Brussel, de grote moskee aan het Jubelpark, woensdag 31 maart 1989, iets voor zessen ’s avonds. De enige getuige was een kind van tien dat drie mannen met bivakmutsen zag wegrennen en in een bestelwagen duiken. In zijn kantoor werd het lijk ontdekt van de Saoedische imam Abdullah al-Ahdal (37), in een aanpalende ruimte dat van zijn bibliothecaris Saleh Ben Mohamed Bahri (48). De imam was geëxecuteerd met een nekschot, afgevuurd met een 7,65 mm. Bahri bevond zich wellicht op het verkeerde moment op de verkeerde plaats.

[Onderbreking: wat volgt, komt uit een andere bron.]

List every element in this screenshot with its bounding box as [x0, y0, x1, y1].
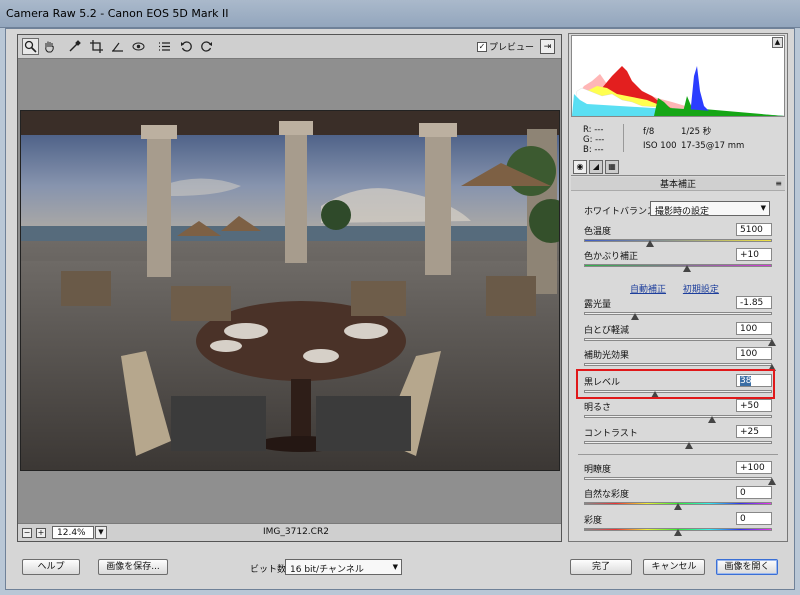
done-button[interactable]: 完了 — [570, 559, 632, 575]
zoom-dropdown-icon[interactable]: ▼ — [95, 526, 107, 539]
clarity-thumb[interactable] — [768, 478, 776, 485]
auto-default-links: 自動補正 初期設定 — [630, 282, 733, 295]
slider-brightness[interactable]: 明るさ +50 — [584, 399, 772, 424]
window-title: Camera Raw 5.2 - Canon EOS 5D Mark II — [6, 7, 229, 20]
preview-label: プレビュー — [489, 43, 535, 53]
cancel-button[interactable]: キャンセル — [643, 559, 705, 575]
chevron-down-icon: ▼ — [392, 563, 398, 571]
recovery-label: 白とび軽減 — [584, 326, 630, 336]
contrast-track[interactable] — [584, 441, 772, 444]
slider-vibrance[interactable]: 自然な彩度 0 — [584, 486, 772, 511]
tint-value[interactable]: +10 — [736, 248, 772, 261]
panel-controls: ホワイトバランス： 撮影時の設定 ▼ 色温度 5100 色かぶり補正 +10 自… — [568, 33, 788, 542]
slider-exposure[interactable]: 露光量 -1.85 — [584, 296, 772, 321]
fill-light-label: 補助光効果 — [584, 351, 630, 361]
temperature-label: 色温度 — [584, 227, 612, 237]
slider-saturation[interactable]: 彩度 0 — [584, 512, 772, 537]
title-bar: Camera Raw 5.2 - Canon EOS 5D Mark II — [0, 0, 800, 28]
clarity-value[interactable]: +100 — [736, 461, 772, 474]
brightness-label: 明るさ — [584, 403, 612, 413]
status-bar: − + 12.4% ▼ IMG_3712.CR2 — [18, 523, 561, 541]
preview-area: ✓ プレビュー ⇥ − + 12.4% ▼ IMG_3712.CR2 — [17, 34, 562, 542]
red-eye-icon[interactable] — [130, 38, 147, 55]
exposure-track[interactable] — [584, 312, 772, 315]
straighten-icon[interactable] — [109, 38, 126, 55]
tint-thumb[interactable] — [683, 265, 692, 272]
hand-icon[interactable] — [41, 38, 58, 55]
tint-label: 色かぶり補正 — [584, 252, 639, 262]
default-link[interactable]: 初期設定 — [683, 285, 719, 295]
slider-contrast[interactable]: コントラスト +25 — [584, 425, 772, 450]
file-name: IMG_3712.CR2 — [263, 527, 329, 537]
brightness-thumb[interactable] — [707, 416, 716, 423]
tool-bar: ✓ プレビュー ⇥ — [18, 35, 561, 59]
recovery-value[interactable]: 100 — [736, 322, 772, 335]
eyedropper-icon[interactable] — [66, 38, 83, 55]
auto-link[interactable]: 自動補正 — [630, 285, 666, 295]
exposure-label: 露光量 — [584, 300, 612, 310]
brightness-track[interactable] — [584, 415, 772, 418]
panel-separator — [578, 454, 778, 455]
slider-temperature[interactable]: 色温度 5100 — [584, 223, 772, 248]
brightness-value[interactable]: +50 — [736, 399, 772, 412]
tint-track[interactable] — [584, 264, 772, 267]
slider-recovery[interactable]: 白とび軽減 100 — [584, 322, 776, 347]
slider-clarity[interactable]: 明瞭度 +100 — [584, 461, 776, 486]
chevron-down-icon: ▼ — [760, 204, 766, 212]
saturation-value[interactable]: 0 — [736, 512, 772, 525]
temperature-value[interactable]: 5100 — [736, 223, 772, 236]
clarity-track[interactable] — [584, 477, 772, 480]
saturation-label: 彩度 — [584, 516, 603, 526]
preview-toggle[interactable]: ✓ プレビュー — [477, 40, 534, 53]
vibrance-value[interactable]: 0 — [736, 486, 772, 499]
temperature-thumb[interactable] — [645, 240, 654, 247]
zoom-icon[interactable] — [22, 38, 39, 55]
contrast-value[interactable]: +25 — [736, 425, 772, 438]
vibrance-thumb[interactable] — [674, 503, 682, 510]
photo-preview — [20, 110, 560, 471]
help-button[interactable]: ヘルプ — [22, 559, 80, 575]
fullscreen-icon[interactable]: ⇥ — [540, 39, 555, 54]
temperature-track[interactable] — [584, 239, 772, 242]
highlight-box — [576, 369, 775, 399]
open-image-button[interactable]: 画像を開く — [716, 559, 778, 575]
fill-light-track[interactable] — [584, 363, 772, 366]
white-balance-value: 撮影時の設定 — [655, 207, 710, 217]
rotate-left-icon[interactable] — [178, 38, 195, 55]
bit-depth-select[interactable]: 16 bit/チャンネル ▼ — [285, 559, 402, 575]
clarity-label: 明瞭度 — [584, 465, 612, 475]
bit-depth-value: 16 bit/チャンネル — [290, 565, 364, 575]
slider-tint[interactable]: 色かぶり補正 +10 — [584, 248, 772, 273]
contrast-thumb[interactable] — [685, 442, 694, 449]
white-balance-select[interactable]: 撮影時の設定 ▼ — [650, 201, 770, 217]
fill-light-value[interactable]: 100 — [736, 347, 772, 360]
save-image-button[interactable]: 画像を保存... — [98, 559, 168, 575]
exposure-thumb[interactable] — [630, 313, 639, 320]
crop-icon[interactable] — [88, 38, 105, 55]
exposure-value[interactable]: -1.85 — [736, 296, 772, 309]
vibrance-label: 自然な彩度 — [584, 490, 630, 500]
rotate-right-icon[interactable] — [198, 38, 215, 55]
contrast-label: コントラスト — [584, 429, 638, 439]
zoom-in-button[interactable]: + — [36, 528, 46, 538]
zoom-out-button[interactable]: − — [22, 528, 32, 538]
zoom-level-field[interactable]: 12.4% — [52, 526, 94, 539]
preferences-icon[interactable] — [156, 38, 173, 55]
recovery-thumb[interactable] — [768, 339, 776, 346]
saturation-thumb[interactable] — [674, 529, 682, 536]
preview-checkbox[interactable]: ✓ — [477, 41, 487, 52]
recovery-track[interactable] — [584, 338, 772, 341]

Jarenlang beten speurders zich de tanden stuk op het raadsel. “Men had twee hypothesen”, zegt Johan Leman, destijds goed bevriend met de imam. “Het was de tijd van de door de Iraanse leider Khomeini uitgesproken fatwa tegen schrijver Salman Rushdie. Drie weken voor de moord had de imam voor ophef gezocht door zich daar in een interview met La Libre Belgique openlijk van te distantiëren. Al-Ahdal was geen fan van Rushdie, maar zag de hele commotie vooral als gratis publiciteit voor een slecht boek. Hij was een eigentijdse, open moslim. Hij kreeg vaak het verwijt te veel academicus te zijn en te weinig te luisteren naar wat ‘leeft’ onder de moslims in België.”

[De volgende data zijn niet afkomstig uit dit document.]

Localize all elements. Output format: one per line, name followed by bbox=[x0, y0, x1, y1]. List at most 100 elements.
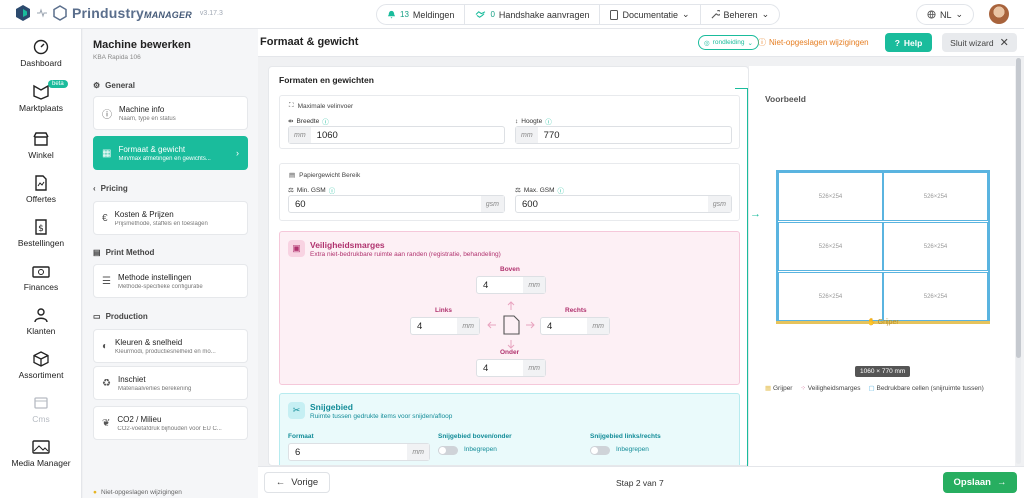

Vijf dagen voor de moord had een Arabische stem in een dreigtelefoon aangekondigd wat zou gebeuren. Al-Ahdal had een klacht ingediend wegens doodsbedreiging, maar de daders sloegen toe tussen twee politiepatrouilles in. In speurderskringen werd op zeker ogenblik gedacht aan een Arabische vleesmaffia. “De imam, dat weet ik nog goed, had problemen met de wijze waarop vanuit de moskee certificaten werden afgeleverd om vlees halal te verklaren”, zegt Leman. “Sommigen verdienden daar veel geld mee, en hij wilde een coherenter systeem.”

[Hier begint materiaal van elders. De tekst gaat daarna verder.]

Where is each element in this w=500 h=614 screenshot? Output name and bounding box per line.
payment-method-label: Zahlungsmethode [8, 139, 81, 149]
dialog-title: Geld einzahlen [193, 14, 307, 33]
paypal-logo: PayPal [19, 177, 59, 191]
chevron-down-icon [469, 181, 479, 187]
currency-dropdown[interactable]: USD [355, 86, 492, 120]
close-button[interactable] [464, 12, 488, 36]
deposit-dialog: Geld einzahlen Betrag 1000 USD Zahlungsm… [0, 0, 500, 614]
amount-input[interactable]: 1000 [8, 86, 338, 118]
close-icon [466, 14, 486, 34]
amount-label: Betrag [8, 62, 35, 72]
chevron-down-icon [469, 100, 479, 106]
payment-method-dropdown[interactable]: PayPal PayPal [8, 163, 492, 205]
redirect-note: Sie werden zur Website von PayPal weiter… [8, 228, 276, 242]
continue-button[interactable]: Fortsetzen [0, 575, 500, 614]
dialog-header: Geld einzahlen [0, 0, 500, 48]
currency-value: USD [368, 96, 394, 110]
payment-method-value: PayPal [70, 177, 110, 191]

Tot vandaag vraagt Leman zich af hoe het zou zijn als Abdullah al-Ahdal er nog zou zijn. “Hier hadden we nu iemand die het echt meende met die gematigde, eigentijdse islam. Een gedoe als met de Moslimexecutieve zoals we het uiteindelijk hebben gekend, die verkiezingen, de fraude: ik geloof nooit dat het onder al-Ahdal had gekund. In die tijd stond men er te weinig bij stil hoe bijzonder die man was. Hij was heel timide, zocht nooit echt de aandacht.”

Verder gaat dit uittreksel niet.